Edouard Philippe ne reviendra pas sur création de Paris La Défense

Le Premier ministre Edouard Philippe a justifié la création de l’établissement Paris La Défense et a indiqué aux juges de la Cour des comptes qu’il ne reviendra pas sur cette décision.

Le quartier de La Défense en mai 2017 depuis l'Arc de Triomphe - Defense-92.fr

Le gouvernement ne fera pas machine arrière et ne reviendra pas sur la création de Paris La Défense (PLD), cette nouvelle structure locale désormais chargée de l’aménagement, de la gestion et de l’animation du quartier d’affaires en remplacement de Defacto et l’Epadesa.

Dans un référé adressé au Gouvernement, la Cour des comptes demandait au Premier ministre de revenir sur plusieurs points de cette fusion qu’elle jugeait « précipitée » en ne « respectant pas les intérêts de l’Etat ».

Des critiques que balaye le Premier ministre en répondant point par point à la Cour des comptes dans un courrier en date du 9 avril dernier. « La Cour indique […] que le choix, annoncé lors d’un comité interministériel en octobre 2015, de faire disparaître l’établissement public national […] n’a fait l’objet d’aucune expertise préalable et que le postulat a été posé d’emblée que la meilleure solution était la création d’un établissement public local. Or, ce choix a été fait en plusieurs étapes », se défend Edouard Philippe en justifiant cette décision de fusion basée sur « des missions » du préfet de la région Ile-de-France et du préfet des Hauts-de-Seine, qui se sont appuyés sur des experts, mais aussi sur des préconisation du Conseil général de l’environnement et du développement durable ainsi que l’Inspection générale des finances.
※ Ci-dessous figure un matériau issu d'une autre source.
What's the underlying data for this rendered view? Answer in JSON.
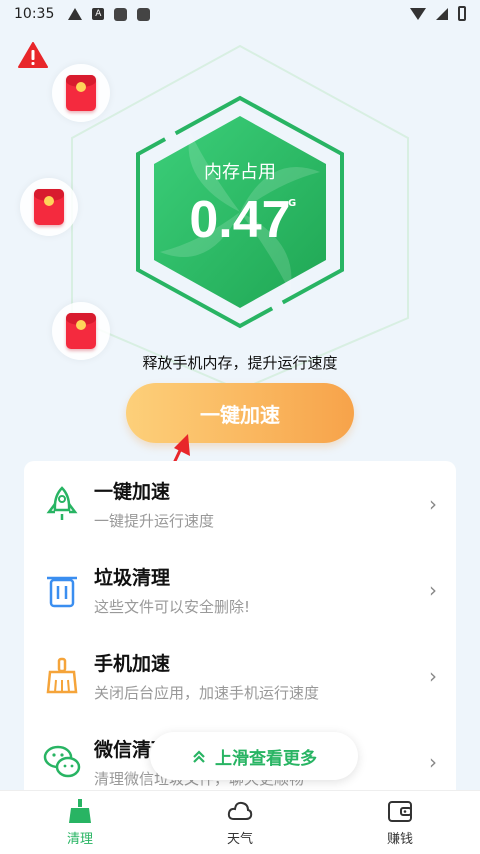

La Cour souligne également dans son référé que « la dévolution gratuite au nouvel établissement des biens appartenant à l’Epadesa -et donc indirectement à l’Etat- et le fait que cette dévolution soit seulement assortie d’une indemnité conditionnelle d’un montant théorique forfaitaire de 150 millions d’euros non justifié et particulièrement éloigné de la valeur des actif cédés qu’elle estime comprise dans une fourchette de 0,76 à 1,18 Md€ ». Sur ce point, le chef du gouvernement explique qu’il « convient de relever qu’une telle dévolution gratuite, qui procède d’une logique de décentralisation, peut être regardée comme conforme à l’esprit de l’article 72-2 de la Constitution qui prévoit que le transfert d’une compétence s’accompagne de celui des ressources dédiées à son exercice » avant d’ajouter : « En outre, en décidant in fine du transfert en pleine propriété au nouvel établissement, le législateur a choisi le statu quo économique tout en adoptant un régime juridique plus simple et cohérent, dont il a considéré qu’il serait de nature à faciliter pour le nouvel opérateur l’exercice de sa compétence en matière d’aménagement ».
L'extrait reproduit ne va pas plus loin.